ST. PETERSBURG — A command post to respond to any spilled oil that touches Florida's west coast is open for business.
Sector St. Petersburg, the Coast Guard's local base, will house the officials and scientists whose job it is to help track the oil, plan a response and coordinate any cleanup from the Fenholloway River in Taylor County south to Everglades City in Collier County.
"We're reviewing strategies, we're tracking spill trajectories," said Capt. Tim Close, base commander. "We're planning how we're going to respond to the impact on the west coast of Florida."
It's the first Florida command post set up to deal with the Deepwater Horizon disaster in the Gulf of Mexico. The Panhandle response is being handled by a Mobile, Ala., command post.
In a media briefing Wednesday, officials said there's no indication yet that oil will reach the west coast, but they're still preparing for the most likely threat: small streams of oil washing ashore on the state's most environmentally fragile lands.
"The best scientific information we have is that it's not going to be making landfall as one big black 20-mile oil slick," Close said. "It's going to be geographically dispersed into tar balls and blobs of residual oil floating along the currents."

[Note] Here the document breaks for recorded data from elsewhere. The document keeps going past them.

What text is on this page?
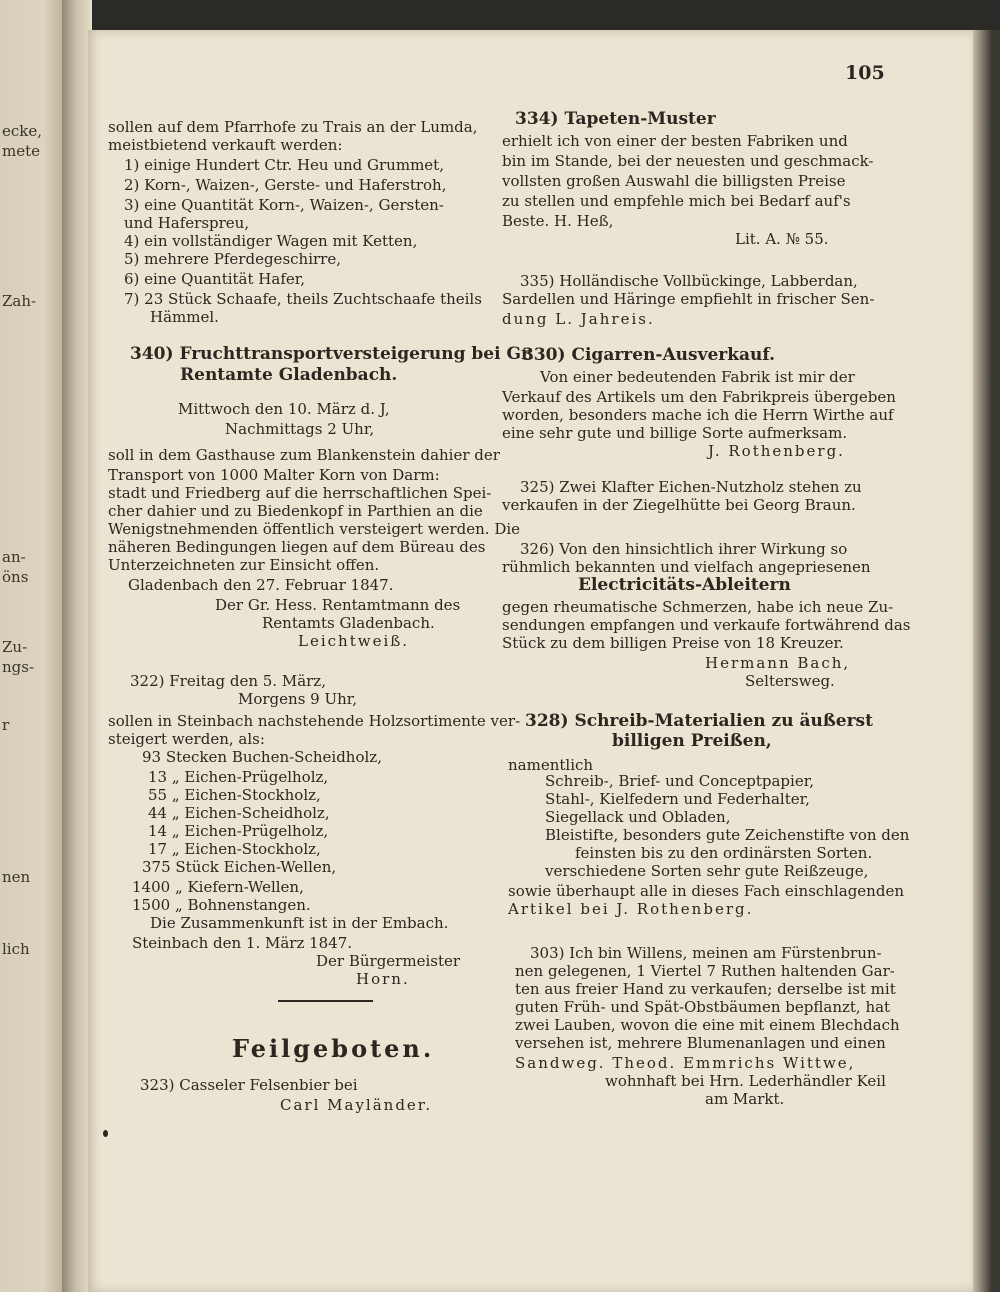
ecke,
mete
Zah-
an-
öns
Zu-
ngs-
r
nen
lich
105
sollen auf dem Pfarrhofe zu Trais an der Lumda,
meistbietend verkauft werden:
1) einige Hundert Ctr. Heu und Grummet,
2) Korn-, Waizen-, Gerste- und Haferstroh,
3) eine Quantität Korn-, Waizen-, Gersten-
und Haferspreu,
4) ein vollständiger Wagen mit Ketten,
5) mehrere Pferdegeschirre,
6) eine Quantität Hafer,
7) 23 Stück Schaafe, theils Zuchtschaafe theils
Hämmel.
340) Fruchttransportversteigerung bei Gr.
Rentamte Gladenbach.
Mittwoch den 10. März d. J,
Nachmittags 2 Uhr,
soll in dem Gasthause zum Blankenstein dahier der
Transport von 1000 Malter Korn von Darm:
stadt und Friedberg auf die herrschaftlichen Spei-
cher dahier und zu Biedenkopf in Parthien an die
Wenigstnehmenden öffentlich versteigert werden. Die
näheren Bedingungen liegen auf dem Büreau des
Unterzeichneten zur Einsicht offen.
Gladenbach den 27. Februar 1847.
Der Gr. Hess. Rentamtmann des
Rentamts Gladenbach.
Leichtweiß.
322) Freitag den 5. März,
Morgens 9 Uhr,
sollen in Steinbach nachstehende Holzsortimente ver-
steigert werden, als:
93 Stecken Buchen-Scheidholz,
13 „ Eichen-Prügelholz,
55 „ Eichen-Stockholz,
44 „ Eichen-Scheidholz,
14 „ Eichen-Prügelholz,
17 „ Eichen-Stockholz,
375 Stück Eichen-Wellen,
1400 „ Kiefern-Wellen,
1500 „ Bohnenstangen.
Die Zusammenkunft ist in der Embach.
Steinbach den 1. März 1847.
Der Bürgermeister
Horn.
Feilgeboten.
323) Casseler Felsenbier bei
Carl Mayländer.
334) Tapeten-Muster
erhielt ich von einer der besten Fabriken und
bin im Stande, bei der neuesten und geschmack-
vollsten großen Auswahl die billigsten Preise
zu stellen und empfehle mich bei Bedarf auf's
Beste. H. Heß,
Lit. A. № 55.
335) Holländische Vollbückinge, Labberdan,
Sardellen und Häringe empfiehlt in frischer Sen-
dung L. Jahreis.
330) Cigarren-Ausverkauf.
Von einer bedeutenden Fabrik ist mir der
Verkauf des Artikels um den Fabrikpreis übergeben
worden, besonders mache ich die Herrn Wirthe auf
eine sehr gute und billige Sorte aufmerksam.
J. Rothenberg.
325) Zwei Klafter Eichen-Nutzholz stehen zu
verkaufen in der Ziegelhütte bei Georg Braun.
326) Von den hinsichtlich ihrer Wirkung so
rühmlich bekannten und vielfach angepriesenen
Electricitäts-Ableitern
gegen rheumatische Schmerzen, habe ich neue Zu-
sendungen empfangen und verkaufe fortwährend das
Stück zu dem billigen Preise von 18 Kreuzer.
Hermann Bach,
Seltersweg.
328) Schreib-Materialien zu äußerst
billigen Preißen,
namentlich
Schreib-, Brief- und Conceptpapier,
Stahl-, Kielfedern und Federhalter,
Siegellack und Obladen,
Bleistifte, besonders gute Zeichenstifte von den
feinsten bis zu den ordinärsten Sorten.
verschiedene Sorten sehr gute Reißzeuge,
sowie überhaupt alle in dieses Fach einschlagenden
Artikel bei J. Rothenberg.
303) Ich bin Willens, meinen am Fürstenbrun-
nen gelegenen, 1 Viertel 7 Ruthen haltenden Gar-
ten aus freier Hand zu verkaufen; derselbe ist mit
guten Früh- und Spät-Obstbäumen bepflanzt, hat
zwei Lauben, wovon die eine mit einem Blechdach
versehen ist, mehrere Blumenanlagen und einen
Sandweg. Theod. Emmrichs Wittwe,
wohnhaft bei Hrn. Lederhändler Keil
am Markt.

Here's what would happen if oil is expected to make landfall:
• Officials said they should have 72 hours' warning that residual oil is headed for the Florida coast. They'll send out monitors to watch the coastline and, if possible, track the spill from the air using Coast Guard aircraft.
• Containment booms will be set up in advance to try and ward off the oil. But not all coastal areas will be equal.
Officials have already prioritized a list of the most sensitive lands. "The booming strategies will be focused on protecting the most environmentally sensitive areas," Close said.
• Federally approved oil spill response contractors are on standby to clean up oil that washes ashore. Environmental officials and volunteers are standing by to help wildlife.
• The Department of Environmental Protection is taking samples of water, sediment and shellfish to use as a baseline for tests in case oil reaches the west coast. Health officials will monitor the commercial fishing catches and will shut down fishing if the oil leads to any kind of contamination. Right now, officials said, conditions are safe for commercial and recreational fishing and boating.
• All those preparations and plans will be paid for in part by a $25 million grant promised by BP to Florida.
Over the past few days, Coast Guard and DEP officials have met with trustees from national and state wildlife refuge areas and county emergency management offices along the coast. Leaders also met with several environmental organizations, including Save Our Seabirds, the Sierra Club and Tampa Bay Watch.
Close stressed that officials are only planning; no actual operations have begun.
BP is moving to set up its own headquarters in Pinellas County. According to an e-mail the company sent to the county government, BP is looking for 100 hotel rooms, and for conference rooms: one to hold 30 people for an operations center, and another for a briefing center for 150 to 200 people. BP's first choice is St. Petersburg and its second choice is Clearwater, and it needs the rooms starting Friday through June 13.
Officials are relying on predictions from the National Oceanic and Atmospheric Administration to track the oil spill. The weather plays a major role in the 72-hour projection of the spill's path, which changes each day.
"It's those things that can impact how it's going to spread," Close said.